BANGUI, Central African Republic — France and the African Union on Saturday announced plans to deploy several thousand more troops into embattled Central African Republic. Thousands of Christians fearing reprisal attacks sought refuge from the Muslim former rebels who now control the country after days of violence left nearly 400 people dead — and possibly more.
French armored personnel carriers and troops from an AU-backed peacekeeping mission roared at high speed down Bangui's major roads, as families carrying palm fronds pushed coffins in carts on the road's shoulder. In a sign of the mounting tensions, others walking briskly on the streets carried bow-and-arrows and machetes.
Concluding an aptly timed and long-planned conference on African security in Paris, President Francois Hollande said France was raising its deployment to 1,600 on Saturday — 400 more than first announced. Later, after a meeting of regional nations about Central African Republic, his office said that African Union nations agreed to increase their total deployment to 6,000 — up from about 2,500 now, and nearly double the projected rollout of 3,600 by year-end.
Amid new massacres on Thursday, the U.N. Security Council adopted a resolution that allows for a more muscular international effort to quell months or unrest in the country. Troops from France, the country's former colonial overseer, were patrolling roads in Bangui and fanning out into the troubled northwest on Saturday.

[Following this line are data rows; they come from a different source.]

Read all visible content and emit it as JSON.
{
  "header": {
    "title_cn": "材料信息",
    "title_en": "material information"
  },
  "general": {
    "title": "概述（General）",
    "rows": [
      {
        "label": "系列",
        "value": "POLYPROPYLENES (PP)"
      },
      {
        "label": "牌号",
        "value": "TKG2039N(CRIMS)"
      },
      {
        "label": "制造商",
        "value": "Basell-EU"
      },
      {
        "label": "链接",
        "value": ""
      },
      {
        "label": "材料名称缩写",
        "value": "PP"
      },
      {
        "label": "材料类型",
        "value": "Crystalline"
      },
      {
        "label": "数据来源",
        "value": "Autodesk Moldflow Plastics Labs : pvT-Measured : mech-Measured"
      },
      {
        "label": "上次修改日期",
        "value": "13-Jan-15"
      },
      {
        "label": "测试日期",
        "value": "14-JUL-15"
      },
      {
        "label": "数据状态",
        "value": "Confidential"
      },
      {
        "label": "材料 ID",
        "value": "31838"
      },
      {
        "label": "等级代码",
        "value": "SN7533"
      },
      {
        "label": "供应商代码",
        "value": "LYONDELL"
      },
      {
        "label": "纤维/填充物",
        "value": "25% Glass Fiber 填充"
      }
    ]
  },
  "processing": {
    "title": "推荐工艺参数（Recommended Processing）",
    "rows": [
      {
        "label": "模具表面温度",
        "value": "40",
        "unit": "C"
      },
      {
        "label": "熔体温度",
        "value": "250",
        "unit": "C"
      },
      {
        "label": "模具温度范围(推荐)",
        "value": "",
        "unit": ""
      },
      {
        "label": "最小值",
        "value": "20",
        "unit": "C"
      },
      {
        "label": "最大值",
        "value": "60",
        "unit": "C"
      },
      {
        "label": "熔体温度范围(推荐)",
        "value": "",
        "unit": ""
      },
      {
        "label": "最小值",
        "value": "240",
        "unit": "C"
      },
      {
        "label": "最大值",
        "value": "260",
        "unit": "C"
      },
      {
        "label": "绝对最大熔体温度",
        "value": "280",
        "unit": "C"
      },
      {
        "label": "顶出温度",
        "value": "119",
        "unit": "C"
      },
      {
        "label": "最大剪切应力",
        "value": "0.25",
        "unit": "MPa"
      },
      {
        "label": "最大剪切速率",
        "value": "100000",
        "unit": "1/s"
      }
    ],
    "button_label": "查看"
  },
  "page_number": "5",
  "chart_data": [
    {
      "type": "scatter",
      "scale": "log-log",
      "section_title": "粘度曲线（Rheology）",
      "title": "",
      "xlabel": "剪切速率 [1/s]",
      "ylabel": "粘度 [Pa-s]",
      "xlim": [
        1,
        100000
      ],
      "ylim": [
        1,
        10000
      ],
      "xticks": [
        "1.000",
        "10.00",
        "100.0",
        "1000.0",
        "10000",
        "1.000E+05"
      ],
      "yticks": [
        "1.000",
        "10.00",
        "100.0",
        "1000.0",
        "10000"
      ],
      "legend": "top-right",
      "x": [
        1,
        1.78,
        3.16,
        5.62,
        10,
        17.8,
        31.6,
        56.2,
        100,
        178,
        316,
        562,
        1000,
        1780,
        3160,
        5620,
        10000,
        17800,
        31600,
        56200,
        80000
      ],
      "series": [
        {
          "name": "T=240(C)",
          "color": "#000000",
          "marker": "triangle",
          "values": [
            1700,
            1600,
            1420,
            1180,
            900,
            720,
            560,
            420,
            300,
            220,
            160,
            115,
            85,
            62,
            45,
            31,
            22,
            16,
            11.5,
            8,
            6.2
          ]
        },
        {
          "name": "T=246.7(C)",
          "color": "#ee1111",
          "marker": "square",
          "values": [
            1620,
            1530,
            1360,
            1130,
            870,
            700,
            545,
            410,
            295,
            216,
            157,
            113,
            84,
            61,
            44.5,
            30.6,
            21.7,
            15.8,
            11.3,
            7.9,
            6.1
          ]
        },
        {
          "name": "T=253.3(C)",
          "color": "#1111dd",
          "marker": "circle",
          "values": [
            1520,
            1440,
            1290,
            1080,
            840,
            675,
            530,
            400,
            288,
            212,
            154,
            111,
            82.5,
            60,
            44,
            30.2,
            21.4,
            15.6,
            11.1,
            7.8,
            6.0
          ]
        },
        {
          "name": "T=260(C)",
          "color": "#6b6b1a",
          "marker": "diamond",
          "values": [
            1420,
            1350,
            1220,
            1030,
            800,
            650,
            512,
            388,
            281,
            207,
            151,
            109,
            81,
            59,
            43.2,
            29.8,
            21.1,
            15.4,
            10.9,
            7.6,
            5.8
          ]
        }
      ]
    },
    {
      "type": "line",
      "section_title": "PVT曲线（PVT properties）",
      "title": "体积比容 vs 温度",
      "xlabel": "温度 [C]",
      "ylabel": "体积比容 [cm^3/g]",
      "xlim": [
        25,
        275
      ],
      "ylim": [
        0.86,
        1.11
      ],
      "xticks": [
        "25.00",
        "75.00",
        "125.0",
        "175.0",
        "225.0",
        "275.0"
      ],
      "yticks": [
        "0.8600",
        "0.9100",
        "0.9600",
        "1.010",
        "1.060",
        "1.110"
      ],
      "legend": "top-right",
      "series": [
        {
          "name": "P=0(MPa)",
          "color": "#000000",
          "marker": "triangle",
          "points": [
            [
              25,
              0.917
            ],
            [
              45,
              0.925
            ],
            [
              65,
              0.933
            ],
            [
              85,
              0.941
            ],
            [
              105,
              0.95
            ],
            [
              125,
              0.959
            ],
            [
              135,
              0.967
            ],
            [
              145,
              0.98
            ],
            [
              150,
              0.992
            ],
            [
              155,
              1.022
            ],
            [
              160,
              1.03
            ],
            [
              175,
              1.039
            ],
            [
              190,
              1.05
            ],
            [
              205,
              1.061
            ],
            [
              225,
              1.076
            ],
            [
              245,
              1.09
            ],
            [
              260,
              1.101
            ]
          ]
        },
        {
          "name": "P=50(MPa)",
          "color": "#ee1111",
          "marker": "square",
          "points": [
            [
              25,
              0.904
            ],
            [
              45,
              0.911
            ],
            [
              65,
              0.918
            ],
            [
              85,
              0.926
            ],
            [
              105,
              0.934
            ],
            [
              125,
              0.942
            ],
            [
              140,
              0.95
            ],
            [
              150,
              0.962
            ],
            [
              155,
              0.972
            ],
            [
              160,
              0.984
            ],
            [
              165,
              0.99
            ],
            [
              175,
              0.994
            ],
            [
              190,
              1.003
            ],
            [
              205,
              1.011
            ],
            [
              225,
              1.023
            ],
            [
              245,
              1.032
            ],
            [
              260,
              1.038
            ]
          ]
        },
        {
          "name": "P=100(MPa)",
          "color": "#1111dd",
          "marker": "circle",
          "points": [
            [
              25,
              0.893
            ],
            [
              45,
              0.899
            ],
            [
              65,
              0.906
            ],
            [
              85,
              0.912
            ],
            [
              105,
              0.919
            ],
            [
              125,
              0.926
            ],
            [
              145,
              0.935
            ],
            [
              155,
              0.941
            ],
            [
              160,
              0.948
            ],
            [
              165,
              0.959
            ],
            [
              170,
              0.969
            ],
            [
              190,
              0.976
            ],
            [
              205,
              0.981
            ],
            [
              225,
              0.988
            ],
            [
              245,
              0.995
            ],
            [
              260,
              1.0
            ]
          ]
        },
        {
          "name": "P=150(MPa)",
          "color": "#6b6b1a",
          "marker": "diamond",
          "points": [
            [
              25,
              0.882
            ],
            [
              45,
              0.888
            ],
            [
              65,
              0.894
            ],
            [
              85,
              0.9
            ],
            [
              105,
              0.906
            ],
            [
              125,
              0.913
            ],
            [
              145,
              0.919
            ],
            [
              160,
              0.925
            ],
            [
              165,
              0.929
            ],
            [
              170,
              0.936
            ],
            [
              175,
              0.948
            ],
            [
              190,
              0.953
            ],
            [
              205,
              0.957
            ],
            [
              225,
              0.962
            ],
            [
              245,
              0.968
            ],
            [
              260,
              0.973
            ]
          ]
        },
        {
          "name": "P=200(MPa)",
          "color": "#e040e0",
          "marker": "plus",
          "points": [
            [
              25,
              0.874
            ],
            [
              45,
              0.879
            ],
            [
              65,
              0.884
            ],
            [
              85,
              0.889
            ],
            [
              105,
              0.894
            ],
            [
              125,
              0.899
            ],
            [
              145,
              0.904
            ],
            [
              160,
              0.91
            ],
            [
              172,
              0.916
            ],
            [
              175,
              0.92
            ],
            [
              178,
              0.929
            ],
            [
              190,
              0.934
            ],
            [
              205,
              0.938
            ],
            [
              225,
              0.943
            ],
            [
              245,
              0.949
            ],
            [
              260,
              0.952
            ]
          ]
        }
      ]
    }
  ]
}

"This force is going to deploy as quickly as possible and everywhere there are risks for the population, with the African forces that are present — currently 2,500 soldiers," Hollande said, referring to the increased French presence. "In what I believe will be a very short period we will be able to stop all exactions and massacres."
In an interview with France-24 TV, Hollande said the AU reinforcements would arrive "in the coming days," without specifying. He said 1,600 French troops was "enough; there won't be more," and added that they would remain as planned for about six months — though a residual force of 500 to 600 might stay thereafter.
Word of the bigger deployments came as human rights groups continued the grisly business of counting and collecting bodies of those killed in recent massacres. The death toll in the capital from the recent fighting rose on Saturday to 394, said Antoine Mbao Bogo of the local Red Cross.
One of the world's poorest countries, Central African Republic has been wracked for decades by coups and rebellions. In March, a Muslim rebel alliance known as Seleka overthrew the Christian president of a decade.
At that time, religious ideology played little role in the power grab. The rebels soon installed Michel Djotodia as president, though he exerted little control over forces on the ground. He has since formally disbanded the Seleka coalition, but the former rebels now consider themselves the army.
Now, sectarian strife has grown. Christian fighters known as the anti-balaka, who oppose Djotodia, descended on the capital in a coordinated attack on several mostly Muslim neighborhoods. Residents of Christian neighborhoods said Seleka have counter-attacked.